To confirm the results of fluorescent analysis, DNA fragments were analyzed by microchip electrophoresis using an Agilent 2100 Bioanalyzer with the DNA 1000 assay sizing reagent kit (Agilent Technologies, Inc.).

ALK rearrangement was assessed by FISH analysis. Single and multiple copies of the intact ALK fusion together with the abnormal split pattern were observed in the tumor cells of the tissues specimen with a frequency of 65% ALK rearranged gene (combined EML4-ALK fusion and 5′end-ALK deletion), (Fig. 2A).
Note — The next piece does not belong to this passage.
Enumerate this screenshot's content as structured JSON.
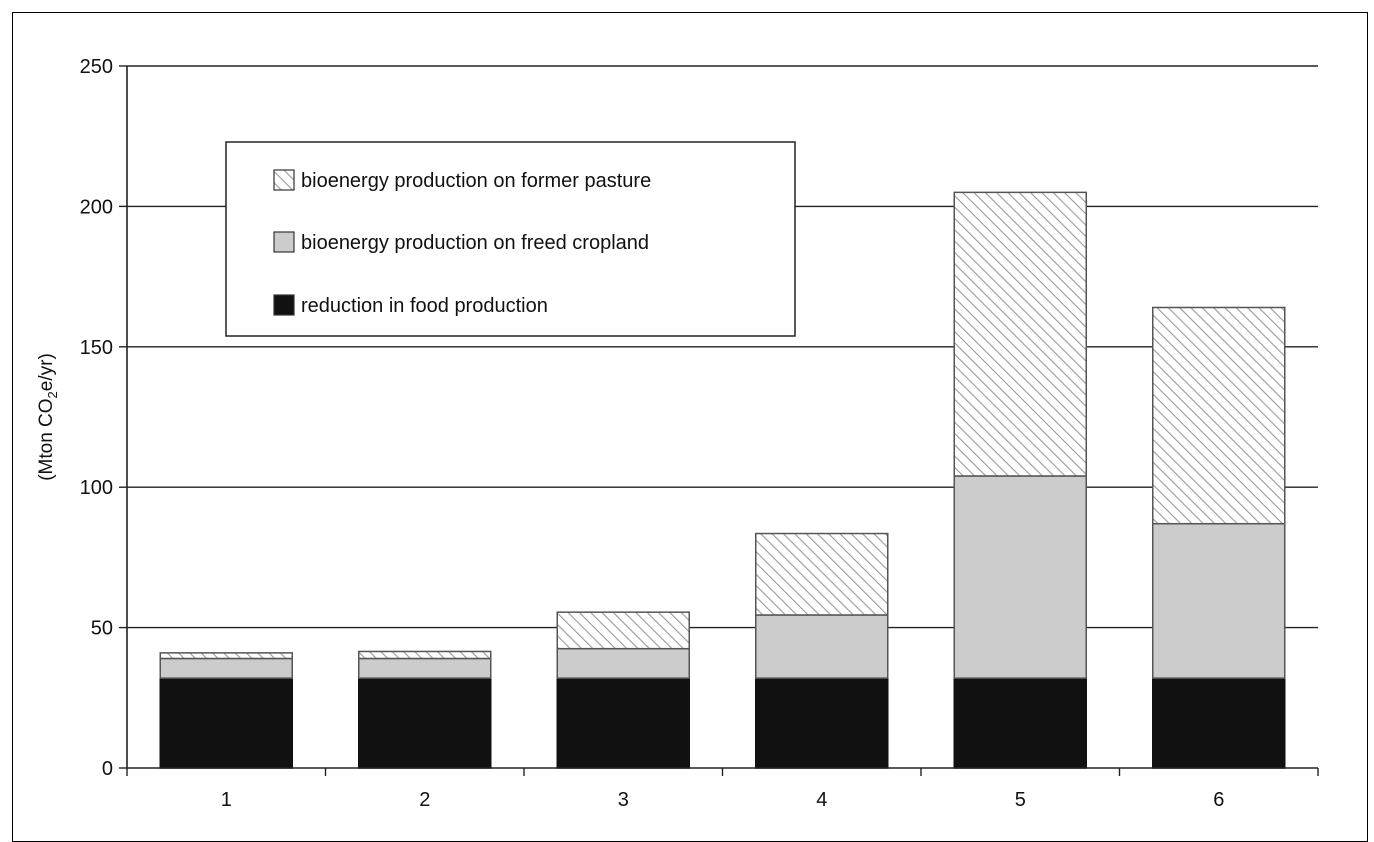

Two fragments of the expected length (112 and 142 bp) corresponding to the fusion 3a/b variants were detected during the first round of RT-PCR, which is designed to detect the most frequent 1,2 and 3a/b types of transcript. Using specific primers for the amplification of the EML4-ALK 3a/b variants fusion cDNA, the same two pair of PCR products were detected in the NCI-H2228 cell line and in the IMT patient sample. These molecular findings were confirmed using two different fluorescent fragment analysis methods; the first was previously described by Sanders et al (8), (Fig. 2B) and the second uses novel, fast and efficient microchip electrophoresis to carefully detect ALK variation through the use of capillary microelectrophoresis and detection (Fig. 2C). Molecular cloning and direct sequencing of each PCR product confirmed the presence of the variant 3a fusion (linking exon 6 of EML4 to exon 20 of ALK) and the 3b fusion, containing an insertion of 33 bp mapped to intron 6 of EML4 that was located between the same exons of EML4 and ALK (Fig. 2D).